Les personnages types de la littérature de la littérature dite "Angry young men" des années 1950, tels que Jimmy Porter (Look Back In Anger, John Osborne), Jim Dixon (Lucky Jim, Kingsley Amis), Joe Lampon (Room at the top, John Braine), Joe Lunn (Scenes from Provincial Life, William Cooper), cèdent le pas à un nouvel héros, Billy Fisher, - la vingtaine, qui vit chez ses parents à Stradhoughton, petite ville terne et ennuyeuse du Yorkshire. Il y est employé de pompes funèbres et décide de se prendre en main à sa façon, en se recréant un univers imaginaire où il peut être Premier ministre, amant, révolutionnaire et écrivain tout à la fois. Sa vie devient ainsi progressivement un nœud de mensonges, - Billy trompe tout le monde, ses parents, à qui il affirme avoir trouvé du travail, sa fiancée, à qui il promet mariage et fidélité, une amie qu'il proclame être sa soeur. Le roman entreprend de faire le récit de la journée où tout va progressivement s'écrouler : lorsqu'à la mort de sa grand-mère, qu'il a involontairement causée, l'occasion se présente de partir à Londres, de repartir et de recommencer à zéro avec Liz, la troisième de ses conquêtes, il hésite, tergiverse et, finalement, rate son train. Seul, relégué dans l'empire de son monde imaginaire, il regagne la maison familiale….
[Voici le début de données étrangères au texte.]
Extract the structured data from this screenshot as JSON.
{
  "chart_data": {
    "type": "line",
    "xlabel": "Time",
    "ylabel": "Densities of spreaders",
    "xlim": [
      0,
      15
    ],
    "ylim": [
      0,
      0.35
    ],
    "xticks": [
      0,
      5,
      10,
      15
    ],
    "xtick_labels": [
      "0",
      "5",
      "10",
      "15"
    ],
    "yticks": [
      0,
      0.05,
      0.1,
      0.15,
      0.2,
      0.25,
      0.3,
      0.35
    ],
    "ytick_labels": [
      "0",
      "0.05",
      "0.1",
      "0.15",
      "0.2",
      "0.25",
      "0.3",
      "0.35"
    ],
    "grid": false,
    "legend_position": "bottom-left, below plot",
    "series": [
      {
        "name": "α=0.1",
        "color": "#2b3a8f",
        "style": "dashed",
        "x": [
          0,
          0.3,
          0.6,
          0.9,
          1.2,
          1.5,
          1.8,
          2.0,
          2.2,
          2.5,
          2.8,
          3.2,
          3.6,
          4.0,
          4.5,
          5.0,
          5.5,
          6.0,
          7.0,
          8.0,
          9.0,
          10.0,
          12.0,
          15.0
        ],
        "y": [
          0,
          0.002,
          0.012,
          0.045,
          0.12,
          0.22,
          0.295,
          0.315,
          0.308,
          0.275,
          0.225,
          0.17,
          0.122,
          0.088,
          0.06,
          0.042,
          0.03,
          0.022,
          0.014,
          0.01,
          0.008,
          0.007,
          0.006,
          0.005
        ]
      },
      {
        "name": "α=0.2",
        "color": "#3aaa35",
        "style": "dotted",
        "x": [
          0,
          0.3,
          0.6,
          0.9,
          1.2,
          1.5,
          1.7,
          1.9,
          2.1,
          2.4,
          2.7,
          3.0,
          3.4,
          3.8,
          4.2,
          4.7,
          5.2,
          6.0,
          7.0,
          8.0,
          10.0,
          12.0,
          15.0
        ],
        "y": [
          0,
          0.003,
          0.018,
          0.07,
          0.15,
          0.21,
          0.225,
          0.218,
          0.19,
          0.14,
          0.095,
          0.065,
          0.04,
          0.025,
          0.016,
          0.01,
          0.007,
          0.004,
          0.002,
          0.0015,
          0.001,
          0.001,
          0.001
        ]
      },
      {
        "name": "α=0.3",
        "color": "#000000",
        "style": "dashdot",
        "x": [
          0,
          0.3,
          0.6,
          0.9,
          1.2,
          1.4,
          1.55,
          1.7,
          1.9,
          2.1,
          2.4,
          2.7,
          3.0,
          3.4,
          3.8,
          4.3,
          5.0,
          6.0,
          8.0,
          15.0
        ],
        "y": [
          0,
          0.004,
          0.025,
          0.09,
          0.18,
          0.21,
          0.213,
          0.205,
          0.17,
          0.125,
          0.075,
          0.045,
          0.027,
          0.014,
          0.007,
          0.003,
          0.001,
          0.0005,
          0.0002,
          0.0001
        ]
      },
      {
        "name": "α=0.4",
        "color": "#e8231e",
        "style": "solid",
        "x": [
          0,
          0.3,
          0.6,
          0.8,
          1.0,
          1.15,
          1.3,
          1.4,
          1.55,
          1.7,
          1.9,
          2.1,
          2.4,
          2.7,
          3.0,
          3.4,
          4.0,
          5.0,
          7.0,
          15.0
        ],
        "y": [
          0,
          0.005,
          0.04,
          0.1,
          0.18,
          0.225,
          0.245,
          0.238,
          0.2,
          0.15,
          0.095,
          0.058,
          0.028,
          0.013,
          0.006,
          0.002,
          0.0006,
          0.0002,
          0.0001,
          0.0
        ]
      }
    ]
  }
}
John Schlesinger (1926-2003)
Partagé entre Royaume-Uni et Etats-Unis, natif de Londres, dans un milieu intellectuel bourgeois, acteur de seconds rôles de 1953 à 1958,  Schlesinger tourne des courts métrages puis se lance avec son premier long métrage en 1962 dans la droite ligne du Free Cinema britannique intimiste, exposant des existences sans importance tentant d'échapper à la grisaille du quotidien, avec un éclairage particulier sur l'identité sexuelle : "Un Amour pas comme les autres". C'est avec "Darling" (1965) délaisse le Free cinema pour les décors de la Swinging London, puis enfin rejoint le mouvement du New Hollywood à la fin des années 1960 : il quitte le milieu bourgeois pour penser la marge de la société et un quotidien qui sombre dans l'angoisse : "Macadam cowboy" (1968), tourné aux Etats-Unis, développe le thème de l'homosexualité, "Marathon man", un thriller sur d'anciens nazis vivant à New York (1976), "Le Jeu du faucon" (1984), qui s'inspire du monde des services secrets, "Les Envoûtés" (1987), film fantastique qui décrit un New York gangrené par une secte vaudou, "Fenêtre sur Pacifique" (1990) qui raconte l'histoire d'un couple de propriétaires confrontés à un locataire machiavélique...

"Billy Liar", adaptation cinématographique de John Schlesinger, en 1963, interprétée par Tom Cortenay, le coureur de fond de Richardson, et Julie Christie qui débute ainsi sa carrière cinématographique. La jeune britannique, née en 1940 dans la région d'Assam en Inde britannique, va devenir en peu de temps l'icône de la mode des Sixties sous l'impulsion du Vogue britannique et de Life Magazine en 1965. Son interprétation de Lara Antipova dans le "Doctor Zhivago" adapté par David Lean du livre de Boris Pasternak, lui vaudra la même année une célébrité mondiale….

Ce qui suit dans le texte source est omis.